Towards a comparative sociology of beauty:

The transnational modelling industry and the socialshaping of beauty standards in six European countries

BEAUTY

 

Principal investigator: Giselinde Kuipers

Institutional setting: Amsterdam Institute for Social science Research (AISSR) University  of Amsterdam

Duration: 1 May 2010- 1 May 2015

 

Abstract

This project aims to study how beauty standards – perceptions of physical beauty in women and men – are socially shaped. It will focus on the transnational modelling industry, an institution centrally concerned with the production and dissemination of beauty standards.

In four subprojects this study investigates:

1. How standards of female and male beauty are perceived, shaped, and disseminated by professionals in the transnational modelling field;

2. How female and male models perceive, represent and embody beauty standards in their work;

3. How female and male beauty has been portrayed by models in mainstream and “high fashion” magazines from 1980 till 2010;

4. How people of different backgrounds perceive female and male beauty, and how their beauty standards are related to the images disseminated in modelling. Each subproject will be carried out in six countries: France, Italy, the Netherlands, Poland, Turkey and the UK.
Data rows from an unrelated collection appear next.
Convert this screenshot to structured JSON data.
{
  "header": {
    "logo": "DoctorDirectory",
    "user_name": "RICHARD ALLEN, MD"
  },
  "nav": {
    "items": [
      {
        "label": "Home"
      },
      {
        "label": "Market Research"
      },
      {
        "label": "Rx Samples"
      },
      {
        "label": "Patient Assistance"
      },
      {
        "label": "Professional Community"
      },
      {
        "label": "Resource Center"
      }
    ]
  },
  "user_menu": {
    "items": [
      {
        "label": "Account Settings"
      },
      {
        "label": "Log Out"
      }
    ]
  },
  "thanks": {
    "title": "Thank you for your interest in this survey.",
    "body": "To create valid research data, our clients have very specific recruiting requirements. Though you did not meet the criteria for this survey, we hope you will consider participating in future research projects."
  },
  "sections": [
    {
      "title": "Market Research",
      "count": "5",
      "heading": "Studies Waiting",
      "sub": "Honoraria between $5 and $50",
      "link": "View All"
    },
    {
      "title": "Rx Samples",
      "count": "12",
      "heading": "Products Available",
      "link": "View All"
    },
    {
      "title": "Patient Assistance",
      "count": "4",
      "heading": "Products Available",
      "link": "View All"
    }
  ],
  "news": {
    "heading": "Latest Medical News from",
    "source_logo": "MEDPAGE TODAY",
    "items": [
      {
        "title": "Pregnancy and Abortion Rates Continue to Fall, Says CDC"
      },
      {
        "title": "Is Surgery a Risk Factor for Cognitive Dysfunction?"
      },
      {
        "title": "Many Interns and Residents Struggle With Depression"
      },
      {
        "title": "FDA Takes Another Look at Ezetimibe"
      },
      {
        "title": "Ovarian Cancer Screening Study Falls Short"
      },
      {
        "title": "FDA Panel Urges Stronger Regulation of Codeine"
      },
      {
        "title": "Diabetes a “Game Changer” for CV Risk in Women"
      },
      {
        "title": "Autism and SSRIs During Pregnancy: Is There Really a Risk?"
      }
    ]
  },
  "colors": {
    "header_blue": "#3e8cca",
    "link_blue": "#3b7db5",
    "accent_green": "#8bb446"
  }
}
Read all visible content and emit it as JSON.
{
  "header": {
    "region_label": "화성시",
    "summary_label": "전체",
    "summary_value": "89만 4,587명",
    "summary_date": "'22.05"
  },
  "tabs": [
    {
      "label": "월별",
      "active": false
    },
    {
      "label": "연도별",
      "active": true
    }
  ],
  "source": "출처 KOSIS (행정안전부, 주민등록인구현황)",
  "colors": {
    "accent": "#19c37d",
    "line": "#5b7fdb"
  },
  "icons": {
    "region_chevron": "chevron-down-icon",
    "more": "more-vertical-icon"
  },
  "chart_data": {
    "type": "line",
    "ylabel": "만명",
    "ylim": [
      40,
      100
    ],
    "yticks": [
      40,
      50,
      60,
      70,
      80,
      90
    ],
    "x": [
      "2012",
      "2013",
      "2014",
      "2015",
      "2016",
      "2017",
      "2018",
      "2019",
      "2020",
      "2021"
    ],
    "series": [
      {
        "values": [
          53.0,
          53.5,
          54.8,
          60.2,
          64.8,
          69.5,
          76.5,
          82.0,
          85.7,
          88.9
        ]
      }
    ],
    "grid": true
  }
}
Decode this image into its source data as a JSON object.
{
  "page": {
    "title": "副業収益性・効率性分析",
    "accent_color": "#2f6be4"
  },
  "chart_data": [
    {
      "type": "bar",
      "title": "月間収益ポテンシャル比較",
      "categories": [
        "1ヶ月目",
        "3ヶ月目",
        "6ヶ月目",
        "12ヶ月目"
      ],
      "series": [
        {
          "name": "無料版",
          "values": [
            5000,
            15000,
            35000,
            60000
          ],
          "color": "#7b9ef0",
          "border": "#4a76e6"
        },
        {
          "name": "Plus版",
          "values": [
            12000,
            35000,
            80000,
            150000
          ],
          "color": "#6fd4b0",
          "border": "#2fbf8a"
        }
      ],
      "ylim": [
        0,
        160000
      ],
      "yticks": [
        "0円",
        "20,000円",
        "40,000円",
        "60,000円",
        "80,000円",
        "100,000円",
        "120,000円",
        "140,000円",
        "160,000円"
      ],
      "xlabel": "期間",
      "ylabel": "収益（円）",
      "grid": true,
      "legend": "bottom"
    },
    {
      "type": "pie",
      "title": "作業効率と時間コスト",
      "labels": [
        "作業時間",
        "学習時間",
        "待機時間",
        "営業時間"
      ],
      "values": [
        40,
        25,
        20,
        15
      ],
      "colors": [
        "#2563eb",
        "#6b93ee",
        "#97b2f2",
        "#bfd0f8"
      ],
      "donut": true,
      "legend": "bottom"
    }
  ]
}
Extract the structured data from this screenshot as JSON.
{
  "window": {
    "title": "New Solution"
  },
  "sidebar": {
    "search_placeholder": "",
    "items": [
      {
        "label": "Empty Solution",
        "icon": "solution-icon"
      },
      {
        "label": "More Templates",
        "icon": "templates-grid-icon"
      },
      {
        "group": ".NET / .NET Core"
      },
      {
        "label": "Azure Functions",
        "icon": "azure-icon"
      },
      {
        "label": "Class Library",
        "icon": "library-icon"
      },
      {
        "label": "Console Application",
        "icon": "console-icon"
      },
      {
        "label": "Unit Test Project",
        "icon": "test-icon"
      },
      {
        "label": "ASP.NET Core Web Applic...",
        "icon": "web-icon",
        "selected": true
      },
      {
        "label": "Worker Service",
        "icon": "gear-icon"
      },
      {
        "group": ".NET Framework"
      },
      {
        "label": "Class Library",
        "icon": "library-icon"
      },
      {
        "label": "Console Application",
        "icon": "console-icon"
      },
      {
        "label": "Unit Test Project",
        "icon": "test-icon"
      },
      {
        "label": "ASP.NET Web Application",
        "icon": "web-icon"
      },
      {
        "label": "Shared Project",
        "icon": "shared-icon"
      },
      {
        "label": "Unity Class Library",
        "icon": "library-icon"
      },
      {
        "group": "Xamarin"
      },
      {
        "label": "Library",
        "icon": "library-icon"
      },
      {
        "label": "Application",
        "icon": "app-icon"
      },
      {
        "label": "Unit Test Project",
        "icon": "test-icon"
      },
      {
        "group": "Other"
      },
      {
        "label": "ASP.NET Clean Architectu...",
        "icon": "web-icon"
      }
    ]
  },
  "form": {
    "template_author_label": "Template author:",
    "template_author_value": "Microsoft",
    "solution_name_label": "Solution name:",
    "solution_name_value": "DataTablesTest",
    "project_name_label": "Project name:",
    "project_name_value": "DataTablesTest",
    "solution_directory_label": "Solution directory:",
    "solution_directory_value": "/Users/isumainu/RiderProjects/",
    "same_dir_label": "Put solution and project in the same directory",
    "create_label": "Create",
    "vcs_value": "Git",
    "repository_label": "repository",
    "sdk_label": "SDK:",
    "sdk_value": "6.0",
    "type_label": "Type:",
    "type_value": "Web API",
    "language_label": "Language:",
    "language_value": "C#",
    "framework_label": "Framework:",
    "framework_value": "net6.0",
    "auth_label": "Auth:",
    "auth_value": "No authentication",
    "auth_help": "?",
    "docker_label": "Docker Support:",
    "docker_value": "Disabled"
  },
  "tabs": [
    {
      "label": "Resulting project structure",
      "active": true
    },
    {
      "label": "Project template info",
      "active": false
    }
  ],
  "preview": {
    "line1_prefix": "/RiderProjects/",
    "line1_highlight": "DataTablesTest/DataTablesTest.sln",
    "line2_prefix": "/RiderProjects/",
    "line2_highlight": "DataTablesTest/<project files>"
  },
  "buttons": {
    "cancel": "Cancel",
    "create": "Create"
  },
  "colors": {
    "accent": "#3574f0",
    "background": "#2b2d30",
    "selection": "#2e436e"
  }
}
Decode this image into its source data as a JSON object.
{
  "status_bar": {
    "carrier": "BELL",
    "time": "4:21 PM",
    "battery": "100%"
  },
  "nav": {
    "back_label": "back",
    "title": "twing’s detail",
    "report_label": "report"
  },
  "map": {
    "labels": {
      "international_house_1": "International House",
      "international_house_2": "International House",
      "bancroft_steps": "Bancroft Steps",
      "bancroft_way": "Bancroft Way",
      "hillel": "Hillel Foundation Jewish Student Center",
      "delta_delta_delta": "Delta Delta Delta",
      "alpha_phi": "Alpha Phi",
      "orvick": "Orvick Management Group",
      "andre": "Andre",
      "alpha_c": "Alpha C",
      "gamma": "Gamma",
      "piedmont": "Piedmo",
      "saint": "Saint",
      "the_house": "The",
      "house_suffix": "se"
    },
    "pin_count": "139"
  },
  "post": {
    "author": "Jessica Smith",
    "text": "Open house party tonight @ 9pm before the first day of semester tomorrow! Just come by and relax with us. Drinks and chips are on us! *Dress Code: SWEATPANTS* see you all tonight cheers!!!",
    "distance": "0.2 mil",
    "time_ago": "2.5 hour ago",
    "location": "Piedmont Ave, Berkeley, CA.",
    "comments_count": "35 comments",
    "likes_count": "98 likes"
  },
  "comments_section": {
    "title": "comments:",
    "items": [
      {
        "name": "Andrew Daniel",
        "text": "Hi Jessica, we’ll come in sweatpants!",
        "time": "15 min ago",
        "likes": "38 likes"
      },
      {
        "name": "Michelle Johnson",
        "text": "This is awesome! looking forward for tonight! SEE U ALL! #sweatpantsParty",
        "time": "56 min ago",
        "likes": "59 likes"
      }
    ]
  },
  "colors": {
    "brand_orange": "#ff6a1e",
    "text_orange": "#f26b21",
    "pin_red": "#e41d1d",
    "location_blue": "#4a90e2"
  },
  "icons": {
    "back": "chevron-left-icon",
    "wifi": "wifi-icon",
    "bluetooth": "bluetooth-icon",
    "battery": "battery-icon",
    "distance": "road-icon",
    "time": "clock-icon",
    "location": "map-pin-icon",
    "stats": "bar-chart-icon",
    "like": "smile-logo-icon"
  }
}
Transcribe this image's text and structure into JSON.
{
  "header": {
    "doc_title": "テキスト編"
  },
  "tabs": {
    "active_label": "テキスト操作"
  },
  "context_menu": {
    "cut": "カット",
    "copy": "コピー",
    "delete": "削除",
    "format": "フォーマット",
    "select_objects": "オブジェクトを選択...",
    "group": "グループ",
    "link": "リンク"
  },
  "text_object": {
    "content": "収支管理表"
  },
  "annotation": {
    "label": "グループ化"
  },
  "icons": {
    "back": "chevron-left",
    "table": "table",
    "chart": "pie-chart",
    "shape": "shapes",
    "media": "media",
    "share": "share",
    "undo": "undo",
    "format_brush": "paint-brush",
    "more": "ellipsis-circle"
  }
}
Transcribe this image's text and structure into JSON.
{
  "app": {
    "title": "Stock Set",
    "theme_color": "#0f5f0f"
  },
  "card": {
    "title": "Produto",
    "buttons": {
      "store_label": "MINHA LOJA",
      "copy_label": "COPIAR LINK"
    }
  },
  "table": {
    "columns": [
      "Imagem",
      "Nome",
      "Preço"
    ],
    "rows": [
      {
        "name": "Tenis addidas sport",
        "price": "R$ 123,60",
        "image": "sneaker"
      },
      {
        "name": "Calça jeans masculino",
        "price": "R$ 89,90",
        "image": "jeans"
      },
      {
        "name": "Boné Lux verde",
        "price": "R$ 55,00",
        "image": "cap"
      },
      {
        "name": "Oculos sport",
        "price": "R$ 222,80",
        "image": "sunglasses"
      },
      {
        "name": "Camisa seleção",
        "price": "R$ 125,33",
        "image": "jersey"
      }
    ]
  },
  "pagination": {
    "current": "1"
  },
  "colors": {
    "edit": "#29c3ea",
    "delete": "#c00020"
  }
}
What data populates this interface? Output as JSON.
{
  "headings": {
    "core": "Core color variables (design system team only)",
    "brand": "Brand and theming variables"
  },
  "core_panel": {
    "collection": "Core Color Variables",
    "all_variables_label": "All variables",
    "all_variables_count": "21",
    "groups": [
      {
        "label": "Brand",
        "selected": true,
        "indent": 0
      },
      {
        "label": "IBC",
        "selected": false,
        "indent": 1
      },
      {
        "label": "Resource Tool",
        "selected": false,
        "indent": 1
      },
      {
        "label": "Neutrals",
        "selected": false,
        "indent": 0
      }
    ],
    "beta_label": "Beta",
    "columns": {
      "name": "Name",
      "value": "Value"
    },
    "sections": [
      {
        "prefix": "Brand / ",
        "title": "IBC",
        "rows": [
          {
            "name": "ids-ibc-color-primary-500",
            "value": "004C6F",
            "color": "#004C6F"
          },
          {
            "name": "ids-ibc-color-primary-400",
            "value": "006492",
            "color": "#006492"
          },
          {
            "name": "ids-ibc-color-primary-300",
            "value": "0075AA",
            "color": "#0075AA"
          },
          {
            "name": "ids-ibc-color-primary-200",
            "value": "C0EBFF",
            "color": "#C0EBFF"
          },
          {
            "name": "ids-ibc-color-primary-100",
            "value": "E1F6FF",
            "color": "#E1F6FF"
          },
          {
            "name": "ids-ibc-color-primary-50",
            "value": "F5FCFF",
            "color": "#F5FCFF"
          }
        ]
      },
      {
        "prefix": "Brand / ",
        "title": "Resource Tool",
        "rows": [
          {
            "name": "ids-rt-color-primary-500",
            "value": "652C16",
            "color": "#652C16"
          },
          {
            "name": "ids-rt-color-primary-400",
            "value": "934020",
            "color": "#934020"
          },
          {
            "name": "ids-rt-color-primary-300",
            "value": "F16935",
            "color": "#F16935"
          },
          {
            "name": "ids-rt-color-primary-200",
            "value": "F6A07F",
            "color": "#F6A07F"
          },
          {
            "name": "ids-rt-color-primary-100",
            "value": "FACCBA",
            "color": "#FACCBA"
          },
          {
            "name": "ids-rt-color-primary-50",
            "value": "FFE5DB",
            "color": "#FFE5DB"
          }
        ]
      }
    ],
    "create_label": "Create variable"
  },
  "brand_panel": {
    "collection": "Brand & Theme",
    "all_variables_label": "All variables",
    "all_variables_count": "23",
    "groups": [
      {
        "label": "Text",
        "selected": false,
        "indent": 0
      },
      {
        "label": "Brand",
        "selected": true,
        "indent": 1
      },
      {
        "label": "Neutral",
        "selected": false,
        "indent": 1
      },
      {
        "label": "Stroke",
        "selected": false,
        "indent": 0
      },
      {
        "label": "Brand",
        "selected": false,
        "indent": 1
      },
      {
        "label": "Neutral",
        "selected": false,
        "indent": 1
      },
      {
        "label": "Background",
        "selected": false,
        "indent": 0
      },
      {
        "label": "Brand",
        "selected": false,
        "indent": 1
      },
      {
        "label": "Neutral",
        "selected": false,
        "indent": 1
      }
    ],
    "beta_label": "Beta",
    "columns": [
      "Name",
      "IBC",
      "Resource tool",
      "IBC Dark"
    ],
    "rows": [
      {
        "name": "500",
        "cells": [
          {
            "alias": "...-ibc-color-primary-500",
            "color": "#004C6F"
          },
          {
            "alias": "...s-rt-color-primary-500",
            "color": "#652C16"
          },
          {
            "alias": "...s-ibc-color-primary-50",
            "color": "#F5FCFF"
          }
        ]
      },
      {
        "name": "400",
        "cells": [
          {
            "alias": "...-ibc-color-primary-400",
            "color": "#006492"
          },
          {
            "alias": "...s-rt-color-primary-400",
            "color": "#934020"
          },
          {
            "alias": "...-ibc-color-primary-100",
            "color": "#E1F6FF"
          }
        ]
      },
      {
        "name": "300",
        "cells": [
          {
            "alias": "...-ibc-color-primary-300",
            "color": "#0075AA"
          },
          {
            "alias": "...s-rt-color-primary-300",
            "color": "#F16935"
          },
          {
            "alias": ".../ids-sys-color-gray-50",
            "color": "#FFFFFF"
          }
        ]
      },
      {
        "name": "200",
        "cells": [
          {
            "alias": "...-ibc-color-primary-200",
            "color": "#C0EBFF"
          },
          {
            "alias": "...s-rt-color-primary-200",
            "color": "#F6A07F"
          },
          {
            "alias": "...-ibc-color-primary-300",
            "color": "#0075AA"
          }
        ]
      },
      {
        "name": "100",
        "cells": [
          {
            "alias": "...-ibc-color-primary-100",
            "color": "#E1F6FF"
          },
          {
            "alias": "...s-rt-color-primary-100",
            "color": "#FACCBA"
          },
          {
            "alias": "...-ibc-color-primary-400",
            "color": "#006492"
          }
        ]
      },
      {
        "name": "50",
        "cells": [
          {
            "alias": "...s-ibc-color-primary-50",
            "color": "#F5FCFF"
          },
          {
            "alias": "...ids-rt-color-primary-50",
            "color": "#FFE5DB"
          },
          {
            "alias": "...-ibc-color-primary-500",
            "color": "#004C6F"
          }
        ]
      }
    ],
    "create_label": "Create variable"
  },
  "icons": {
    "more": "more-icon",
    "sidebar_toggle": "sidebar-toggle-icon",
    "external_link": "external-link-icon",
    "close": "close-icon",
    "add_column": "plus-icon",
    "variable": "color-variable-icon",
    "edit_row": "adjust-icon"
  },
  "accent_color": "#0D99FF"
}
The aim of this project is to develop a comparative sociology of beauty: a theory of the social creation of aesthetic standards, as they are applied to the bodies and faces of women and men. By comparing these standards, both within and across nations, it aims to identify central mechanisms and institutions through which such standards are developed and disseminated.This project is innovative in several ways. It is the first comprehensive study of the social shaping of beauty standards. Moreover, the four subprojects will result in an extensive account of production, products, and reception of a contested cultural industry: modelling. Third, it will draw together in novel ways theories about media, cultural production and taste formation; gender and the body; and globalization theory. Fourth, this project will make a major contribution to the study of cultural globalization. It analyzes a transnational cultural industry in different countries; and its comparative and longitudinal design allows us to gauge the impact of globalization in different national contexts. Finally, the project is innovative in its comparative, multi-method research design. Using a combination of qualitative and quantitative methods, the four subprojects will “follow” the entire process of cultural production and reception in an increasingly transnational field.